B. Spencer and F. J. Gillian, The Northern Tribes of Western Australia, 1904, p457
A positive appraisal could suggest that Beuy’s "Medicine Bones" were the shrapnel lodged in his physical form, elements that collided biology and machinery, colluding in his descent into illness and the rapture of his renewal. The breaching of the skin also perforates ideas of unequivocal containment. In shamanism these new attachments to the body are seen to contain distilled consciousness of the arena they originate from: mineral, plant, animal etc, so we encounter Beuys receiving concentrated knowledge of the atmospheric of war, the shadow of his own people’s psyche, appalling in its intensity. In one infinite moment Beuys is suspended in the death space, is split open by the projected violence of combat and is left changed, holding through experience a key to the expanding possibilities of the community.
Beuys is an exceptional figure for bringing an explicit ritual sensibility to modern art that didn't feel hackneyed and clumsy. He refused the one -sided, tribalised myth of thirties Germany and became a Grief Man for some of the distorted and poisoned mythology of that era. The rawness of his work but also the Apollian intelligence and ambition he presented has caused him to become a totemic figure in a very confused field. Of course, distorted myth is not purely a German problem, but an international dilemma of how a society subverts and distorts its mythologies-no one has clean hands.

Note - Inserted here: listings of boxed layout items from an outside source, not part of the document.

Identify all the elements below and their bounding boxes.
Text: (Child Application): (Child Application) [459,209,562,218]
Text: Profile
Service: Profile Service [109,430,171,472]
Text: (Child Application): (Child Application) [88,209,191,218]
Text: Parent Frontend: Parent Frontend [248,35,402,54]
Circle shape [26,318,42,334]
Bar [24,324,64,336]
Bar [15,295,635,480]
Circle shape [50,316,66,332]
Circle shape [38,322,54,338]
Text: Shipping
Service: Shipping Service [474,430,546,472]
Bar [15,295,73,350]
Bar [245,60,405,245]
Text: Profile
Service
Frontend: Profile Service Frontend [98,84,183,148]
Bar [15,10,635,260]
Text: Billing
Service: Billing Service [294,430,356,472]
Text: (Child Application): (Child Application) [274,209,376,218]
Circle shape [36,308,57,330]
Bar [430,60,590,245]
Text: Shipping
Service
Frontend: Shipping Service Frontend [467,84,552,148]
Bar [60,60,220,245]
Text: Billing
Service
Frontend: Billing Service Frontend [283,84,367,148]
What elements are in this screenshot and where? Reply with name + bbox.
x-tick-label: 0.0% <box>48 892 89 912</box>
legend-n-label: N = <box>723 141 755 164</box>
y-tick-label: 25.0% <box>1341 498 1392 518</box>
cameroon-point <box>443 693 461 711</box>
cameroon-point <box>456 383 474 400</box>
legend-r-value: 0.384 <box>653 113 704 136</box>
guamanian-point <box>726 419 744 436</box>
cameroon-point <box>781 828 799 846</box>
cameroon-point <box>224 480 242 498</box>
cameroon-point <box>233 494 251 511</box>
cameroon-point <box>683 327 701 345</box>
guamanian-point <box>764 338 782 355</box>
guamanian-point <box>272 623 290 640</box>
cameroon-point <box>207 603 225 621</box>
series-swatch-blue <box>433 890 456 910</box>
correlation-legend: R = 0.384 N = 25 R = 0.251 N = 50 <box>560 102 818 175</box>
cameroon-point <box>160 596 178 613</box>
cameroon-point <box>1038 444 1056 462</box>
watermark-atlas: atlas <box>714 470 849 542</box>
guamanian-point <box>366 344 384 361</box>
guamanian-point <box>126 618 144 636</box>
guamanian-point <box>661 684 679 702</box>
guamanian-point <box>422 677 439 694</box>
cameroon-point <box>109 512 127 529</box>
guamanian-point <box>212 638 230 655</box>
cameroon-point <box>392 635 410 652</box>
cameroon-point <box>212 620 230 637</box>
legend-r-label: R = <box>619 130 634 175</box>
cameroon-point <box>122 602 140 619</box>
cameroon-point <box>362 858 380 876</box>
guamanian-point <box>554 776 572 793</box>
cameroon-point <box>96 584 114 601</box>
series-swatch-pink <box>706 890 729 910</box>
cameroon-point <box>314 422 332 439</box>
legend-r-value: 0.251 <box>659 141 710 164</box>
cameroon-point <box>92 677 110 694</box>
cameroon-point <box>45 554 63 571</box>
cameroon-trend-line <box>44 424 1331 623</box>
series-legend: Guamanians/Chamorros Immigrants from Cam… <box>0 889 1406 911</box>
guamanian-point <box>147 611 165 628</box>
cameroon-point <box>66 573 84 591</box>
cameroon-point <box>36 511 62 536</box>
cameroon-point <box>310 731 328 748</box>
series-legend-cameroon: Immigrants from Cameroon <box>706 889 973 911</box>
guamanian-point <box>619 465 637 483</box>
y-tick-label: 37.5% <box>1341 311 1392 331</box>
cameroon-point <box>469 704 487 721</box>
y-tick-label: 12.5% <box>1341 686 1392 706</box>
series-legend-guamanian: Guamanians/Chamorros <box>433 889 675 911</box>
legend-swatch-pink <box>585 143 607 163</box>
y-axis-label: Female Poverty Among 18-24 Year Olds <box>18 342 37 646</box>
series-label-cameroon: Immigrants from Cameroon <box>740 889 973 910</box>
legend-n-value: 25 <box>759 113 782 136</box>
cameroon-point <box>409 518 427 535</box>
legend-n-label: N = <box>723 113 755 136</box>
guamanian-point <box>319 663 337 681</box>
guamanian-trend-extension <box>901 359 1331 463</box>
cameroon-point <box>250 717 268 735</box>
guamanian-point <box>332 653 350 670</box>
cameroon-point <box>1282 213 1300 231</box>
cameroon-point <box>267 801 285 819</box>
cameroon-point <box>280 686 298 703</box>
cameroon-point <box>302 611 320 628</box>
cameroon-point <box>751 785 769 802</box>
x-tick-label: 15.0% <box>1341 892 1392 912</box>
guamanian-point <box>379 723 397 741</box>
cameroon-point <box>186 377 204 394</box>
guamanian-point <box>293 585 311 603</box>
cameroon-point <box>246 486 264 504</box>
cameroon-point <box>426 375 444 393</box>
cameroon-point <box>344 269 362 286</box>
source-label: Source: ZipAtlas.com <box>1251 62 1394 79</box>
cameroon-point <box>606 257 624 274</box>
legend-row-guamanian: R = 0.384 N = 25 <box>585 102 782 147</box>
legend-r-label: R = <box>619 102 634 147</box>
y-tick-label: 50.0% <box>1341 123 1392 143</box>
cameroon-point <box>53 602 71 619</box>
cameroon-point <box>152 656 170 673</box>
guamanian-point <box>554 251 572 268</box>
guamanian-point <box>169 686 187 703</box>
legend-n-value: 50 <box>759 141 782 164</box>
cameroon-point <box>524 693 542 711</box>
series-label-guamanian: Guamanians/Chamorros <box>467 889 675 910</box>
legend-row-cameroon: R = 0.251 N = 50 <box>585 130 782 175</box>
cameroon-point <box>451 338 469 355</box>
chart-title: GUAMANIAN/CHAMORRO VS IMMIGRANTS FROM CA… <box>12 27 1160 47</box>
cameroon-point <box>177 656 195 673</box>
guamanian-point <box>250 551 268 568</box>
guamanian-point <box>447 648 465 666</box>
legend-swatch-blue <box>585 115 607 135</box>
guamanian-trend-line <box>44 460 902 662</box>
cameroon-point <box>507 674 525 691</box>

It is interesting to note Stoor’s use of the word ‘bullshit’-we see Trickster entering the picture with the controversy around Beuys,all sorts of shadowy, scatalogical, half-formed suspicions form a noose for his heretical neck. It is appalling for the enlightened mind to feel that compulsion towards the murky, spell- like atmosphere of the story-man arise yet again, as if Descarte never happened.
But Beuys was nothing if not cunning (a very Tricksterish quality) and understood that controversy will always accompany true art-maybe his scar tissue toughened his skin.
Of course, cunning derives from cunnen-to know.
FINAL CHALLENGE: Which characters, or energies, or mythic archetypes do you draw on most in your life? (Wolfish Lover, Gregarious Queen etc) Where would you see their influence? (mostly unconscious).
How is mainlining a particular force causing an imbalance?
Write about their atmosphere-scent, smell, color, mood. When and why did they appear in your life? How are they related to your families influence?
Answers the back of a one-legged, boozy crow and sent to Tregonning House.